Let’s say we have a function that takes in 2+ pandas dataframes as inputs and returns a pandas dataframe as an output. What’s the best practice for converting this from pandas into dask?

For single pandas dataframe function inputs, it’s simple enough to call something like df.map_partitions(fn) and have it work. Is there a way to do this for functions taking in multiple parameters? For example, see below mock code snippet.

import pandas as pd
from dask import dataframe as dd

# method
def pandas_method(
    dataframe_1: pd.DataFrame,
    dataframe_2: pd.DataFrame
) -> pd.DataFrame:
# black box function, assume it returns a new dataframe that is
# derived from inputs, inputs don't necessarily have 1:1 mapping for records
return result

# a simple runner to execute the code
def runner():
# api calls to get data, assume it comes in as dask dataframes
foo = api.read_dask("foo")
bar = api.read_dask("bar")

# get result from pandas function
result = pandas_method(foo, bar)

# api call that does something with result
api.write_dask(result)

Hi @selenehines, welcome to the forum!

I’m afraid that what you have in mind is not possible in a distributed context.

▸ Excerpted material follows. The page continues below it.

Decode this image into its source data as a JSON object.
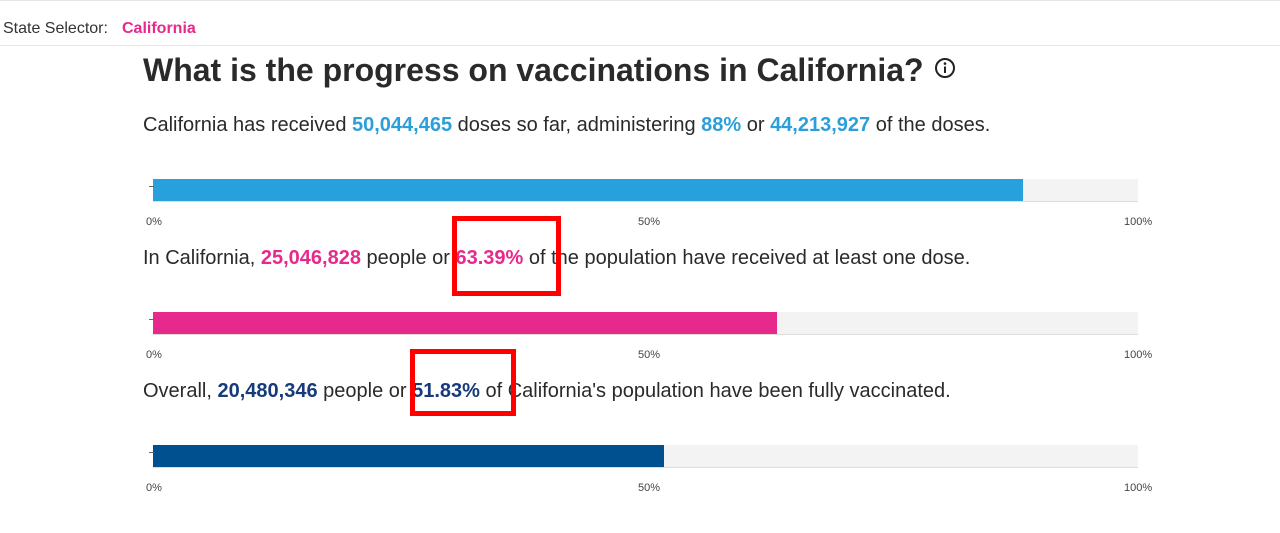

Either in your pandas_method you can process each Dataframe independently (i.e. nos correlation between records of the two Dataframes), and in this case you could divide the method in two and call it on each Dataframe separately (possibly with map_partitions, if it works).
Either you’ve got some relations between Dataframe, e.g. you need to do joins or other things, and in this case you’ll probably have to rewrite your algorithm a bit to make it distributed compatible.

Another way to put it is: how would you want Dask to align chunks correctly so that map_partitions would take the correct portion of each Dask dataframe every time?

df.map_partitions works easily on a single Dataframe: just apply a function to every chunk of it. It’s an embarrassingly parallel problem. It wouldn’t be possible to do this on several Dataframe with independent chunks.

I hope this clarifies things a bit, but maybe I didn’t catch something in your first post. If so please give some more details.